These Two Important Dates Could Set the Tone for the First Half of 2011

While you were away celebrating the holidays, the economy sprang to life. I can’t blame you for not noticing. After all, the holidays are supposed to be a festive time. And the U.S. economy has been stuck in the mud for an extended period.

Sure, we’re out of the recession, but there’s little reason for cheer either, especially for the estimated 17% of the U.S. population that is either officially or unofficially counted as unemployed. There were signs of life in the economy last spring, but those “green shoots” turned brown by summer.

Yet while many investors took a respite from the stock market, a curious thing happened in the final days of December: Those green shoots re-appeared. In various corners of the economy, activity is starting to pick up, and if it can be sustained, a virtuous cycle may ensue whereby modest growth begets more robust growth as confidence builds.

What you missed
The U.S. economy starts and ends with jobs. Any improvement in the employment picture would provide a tangible boost to many sectors of the economy. So it’s helpful to see jobless claims start to fall. New unemployment claims fell by 34,000 last week to levels last seen nearly 30 months ago. It may be a statistical blip due to the holiday-shortened week, but the less volatile 4-week moving average also is starting to look healthier.
 


Source: Labor Dept.

Just a few days before Christmas, we also learned that orders for durable goods — excluding the volatile aircraft category — rose 2.6% sequentially in November, reversing losses seen in the prior month.

To cap things off, the Institute for Supply Management (ISM) reported on Monday morning that manufacturing activity continued to expand, while several data points implied that the first quarter of 2011 should be bring more good news from the factory floor.
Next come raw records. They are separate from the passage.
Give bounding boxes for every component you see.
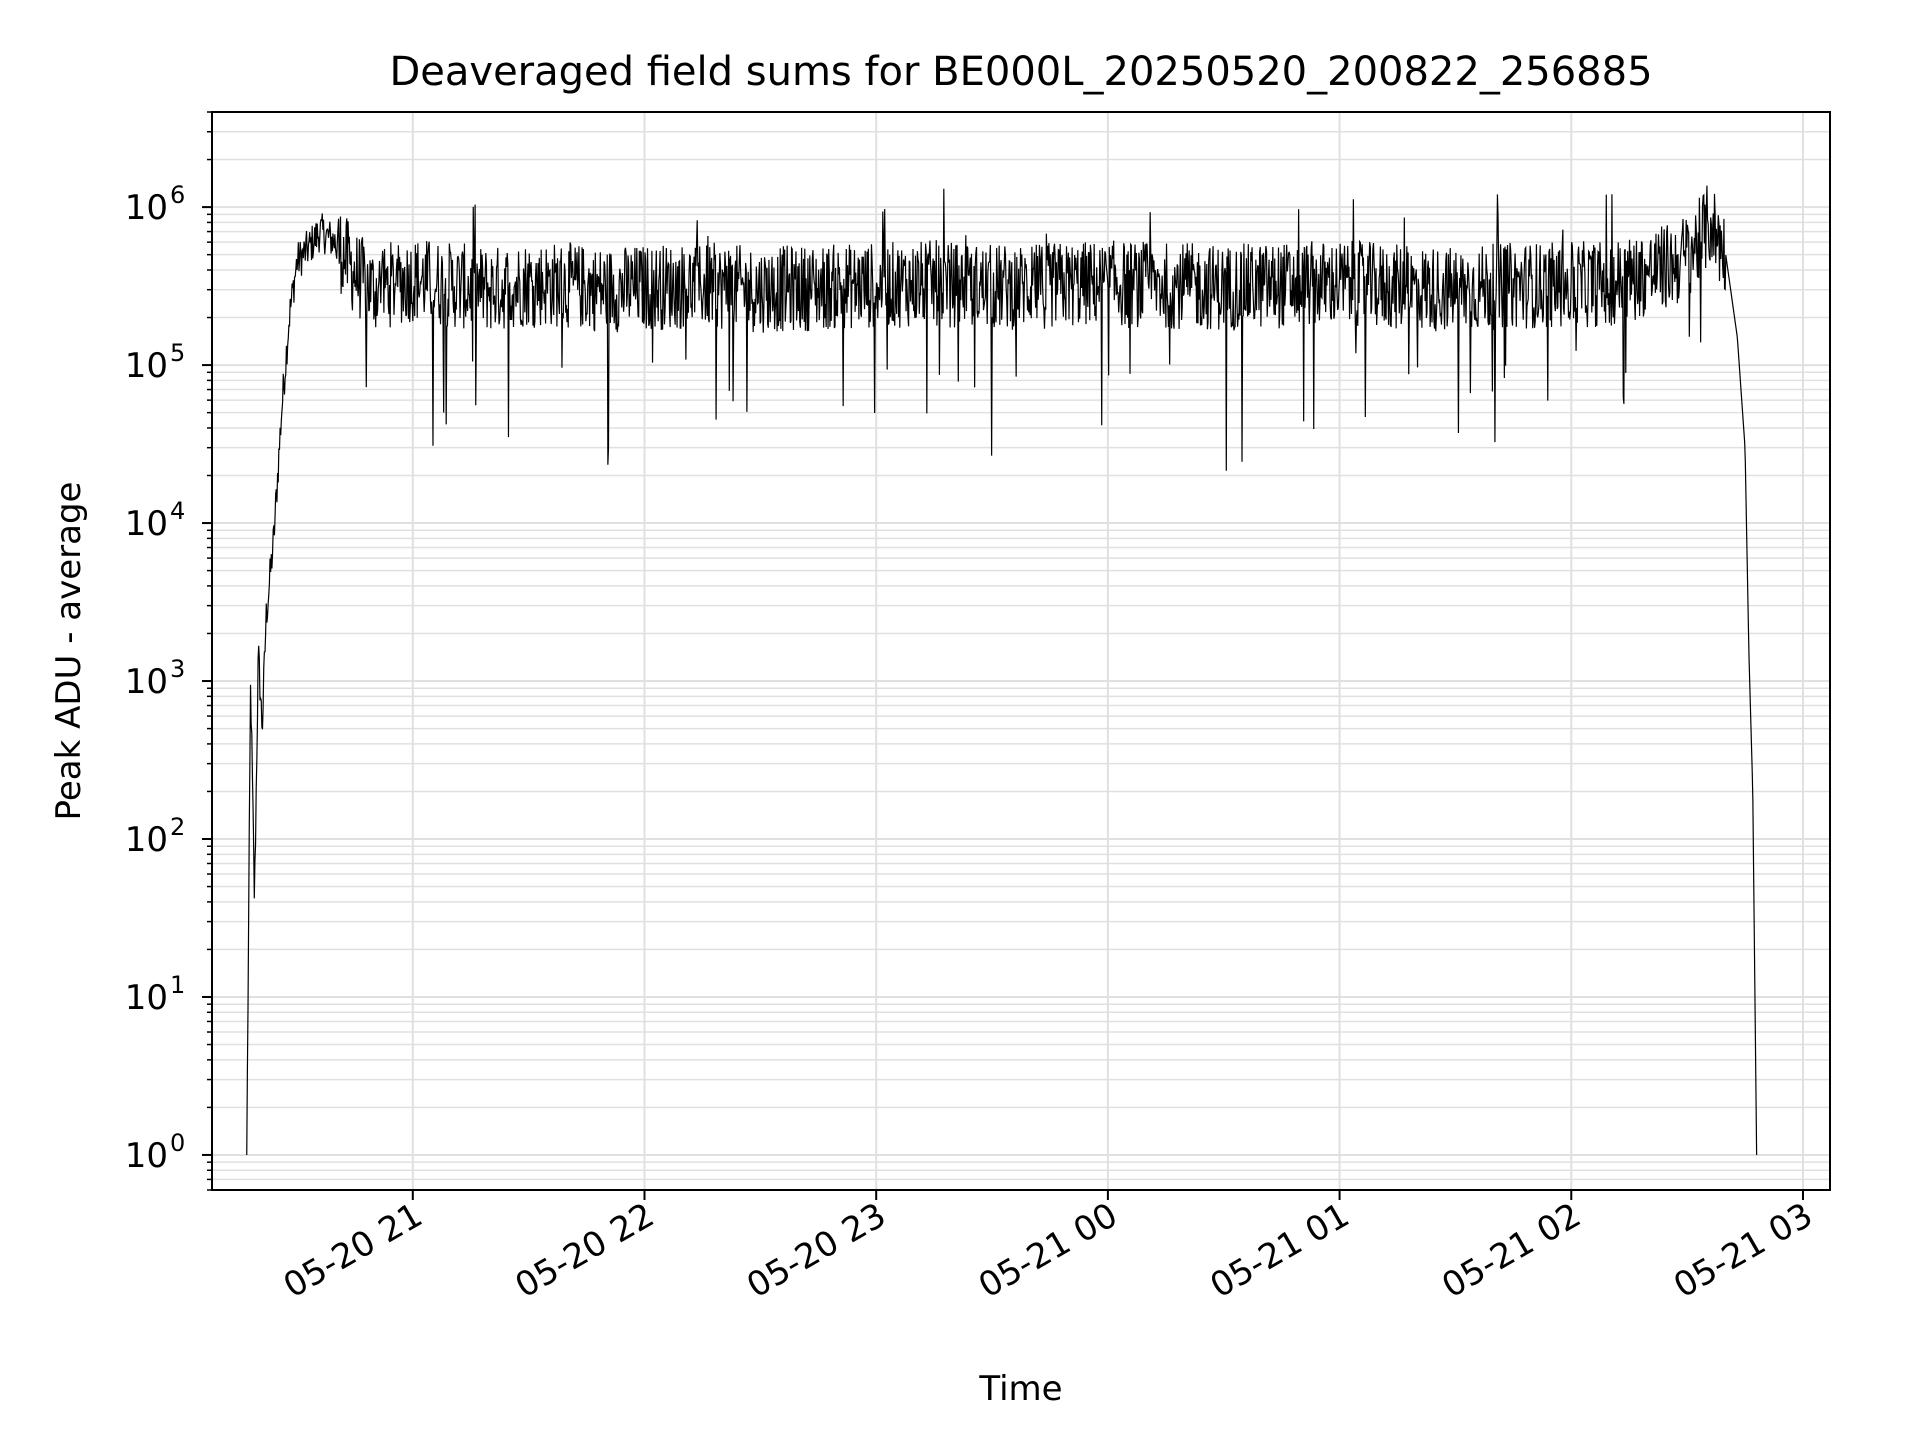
y-tick-base: 10 <box>125 504 168 544</box>
y-tick-base: 10 <box>125 346 168 386</box>
y-tick-base: 10 <box>125 662 168 702</box>
y-tick-base: 10 <box>125 1136 168 1176</box>
x-tick-label: 05-21 00 <box>972 1195 1124 1306</box>
y-tick-base: 10 <box>125 820 168 860</box>
y-tick-exponent: 4 <box>170 497 185 525</box>
x-tick-label: 05-21 02 <box>1435 1195 1587 1306</box>
x-tick-label: 05-20 22 <box>509 1195 661 1306</box>
x-tick-label: 05-20 21 <box>277 1195 429 1306</box>
series-line <box>246 185 1758 1155</box>
grid <box>212 111 1830 1191</box>
y-tick-label: 10 <box>125 1136 168 1176</box>
plot-frame <box>211 111 1831 1191</box>
y-tick-label: 10 <box>125 662 168 702</box>
y-tick-label: 10 <box>125 346 168 386</box>
y-tick-exponent: 3 <box>170 655 185 683</box>
x-tick-label: 05-20 23 <box>740 1195 892 1306</box>
series-layer <box>246 185 1758 1155</box>
chart-title: Deaveraged field sums for BE000L_2025052… <box>389 49 1652 95</box>
y-tick-exponent: 2 <box>170 813 185 841</box>
y-tick-label: 10 <box>125 978 168 1018</box>
x-tick-label: 05-21 01 <box>1204 1195 1356 1306</box>
y-tick-base: 10 <box>125 978 168 1018</box>
y-tick-exponent: 1 <box>170 971 185 999</box>
y-tick-exponent: 0 <box>170 1129 185 1157</box>
y-tick-label: 10 <box>125 504 168 544</box>
x-tick-label: 05-21 03 <box>1667 1195 1819 1306</box>
y-axis-label: Peak ADU - average <box>49 482 89 821</box>
y-tick-base: 10 <box>125 188 168 228</box>
y-tick-exponent: 6 <box>170 181 185 209</box>
y-tick-label: 10 <box>125 188 168 228</box>
x-axis: 05-20 21 05-20 22 05-20 23 05-21 00 05-21 01… <box>277 1190 1819 1306</box>
y-tick-label: 10 <box>125 820 168 860</box>
y-tick-exponent: 5 <box>170 339 185 367</box>
x-axis-label: Time <box>978 1369 1062 1409</box>
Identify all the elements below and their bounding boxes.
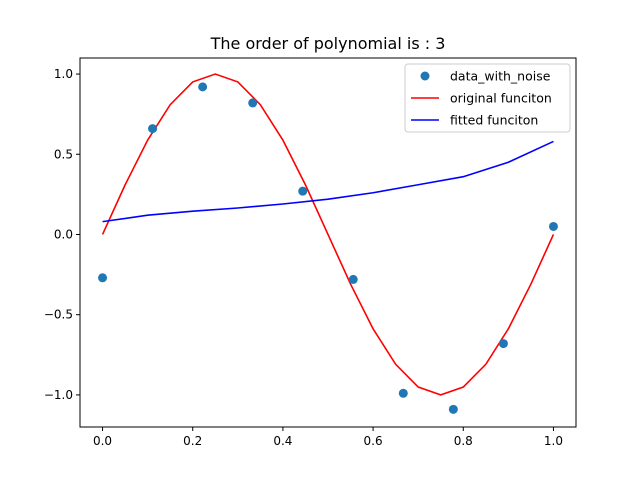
data-point [148, 124, 158, 134]
axis-ticks: 0.0 0.2 0.4 0.6 0.8 1.0 1.0 0.5 0.0 −0.5 −1.0 [44, 67, 563, 448]
x-tick-label: 0.2 [183, 434, 202, 448]
y-tick-label: 1.0 [54, 67, 73, 81]
x-tick-label: 0.6 [364, 434, 383, 448]
y-tick-label: −1.0 [44, 388, 73, 402]
legend-label: data_with_noise [450, 69, 551, 84]
original-funciton-line [101, 73, 555, 396]
y-tick-label: 0.5 [54, 147, 73, 161]
data-point [548, 221, 558, 231]
data-point [348, 274, 358, 284]
chart-title: The order of polynomial is : 3 [210, 34, 446, 53]
axes-frame [79, 57, 577, 428]
y-tick-label: 0.0 [54, 227, 73, 241]
data-point [298, 186, 308, 196]
x-tick-label: 0.0 [93, 434, 112, 448]
legend-marker [420, 71, 430, 81]
fitted-funciton-line [102, 140, 554, 223]
legend-label: original funciton [450, 91, 552, 106]
x-tick-label: 0.8 [454, 434, 473, 448]
legend-box [404, 63, 571, 133]
x-tick-label: 1.0 [544, 434, 563, 448]
data-point [198, 82, 208, 92]
data-point [448, 404, 458, 414]
x-tick-label: 0.4 [273, 434, 292, 448]
legend: data_with_noise original funciton fitted f… [404, 63, 571, 133]
data-point [498, 339, 508, 349]
plot-area [98, 73, 558, 414]
data-point [98, 273, 108, 283]
data-point [398, 388, 408, 398]
data-point [248, 98, 258, 108]
y-tick-label: −0.5 [44, 308, 73, 322]
legend-label: fitted funciton [450, 113, 538, 128]
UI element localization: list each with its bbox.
In a separate report also released on Monday, the Commerce Department noted a 0.4% sequential jump in construction spending in November, slightly ahead of consensus forecasts.

#-ad_banner-#Looking ahead
The coming fortnight will bring further clues as to whether the economy is really swinging back into action. Here are some key items to watch:

Friday, Jan. 7: the monthly employment reading
Even as jobless claims fall, the unemployment rate has barely budged. An improving economy can provide a distorted view of this snapshot, as formerly discouraged workers get back in the job hunt. By some estimates, there are almost as many people that are unemployed and not even bothering to look for work (and are thus uncounted) as there are people that are actively seeking work. That means the headline number of 9% to 10% unemployment may actually be closer to 17%. As a result, an unemployment rate stuck above 9% doesn’t necessarily mean that conditions aren’t improving. It only means that the ranks of the uncounted are moving into the ranks of the counted.

Nonfarm payrolls grew by just 39,000 in November, thanks in large part offsetting layoffs at state and local governments. Yet economists think payrolls expanded by a healthier 140,000 in December, which would drop the unemployment rate from 9.8% to 9.7%. If they’re right, you’ll start to hear about forecasts for even better numbers in the months ahead. It’s been nearly three years since the economy was consistently creating more than 100,000 jobs per month. But be prepared for some of that momentum to be blunted by the public sector, where further deep layoffs appear inevitable .

Friday, Jan. 14
One of my favorite economic indicators, which is overlooked by most, is the National Federation of Small Business (NFIB) Optimism Index. Even as large enterprises may look to embark on new hiring schemes this year, it’s the smaller firms that really set the conditions for increasingly dynamic economic activity, as they are much more likely to concentrate any hiring plans here in the United States. The NFIB index is looking better these days, after having risen for four straight months to a recent 93.2. It bottomed out at 81 more than a year ago. Any move toward the 100 mark would be a clear sign of better days ahead. The NFIB will release its latest snapshot next Friday, Jan. 14.

That’s actually shaping up to be a very important day for economy watchers: We’ll also get the latest reading on consumer prices, retail sales, industrial production, consumer sentiment and business inventories. By the end of that day, we’ll have a much clearer sense of an economy on the mend, or perhaps yet another sober read-through of dismal data.
 
Action to Take –> Stocks kicked off the new year on a very happy note, posting impressive gains on Monday. Investor bullishness stems from hopes that these economic data points will keep rising higher. Circle your calendar for Jan. 14. The torrent of economic news released that day will set the stage for an even higher stock market. But if the data are weak, any early January rally could quickly peter out. You should prepare yourself, either way.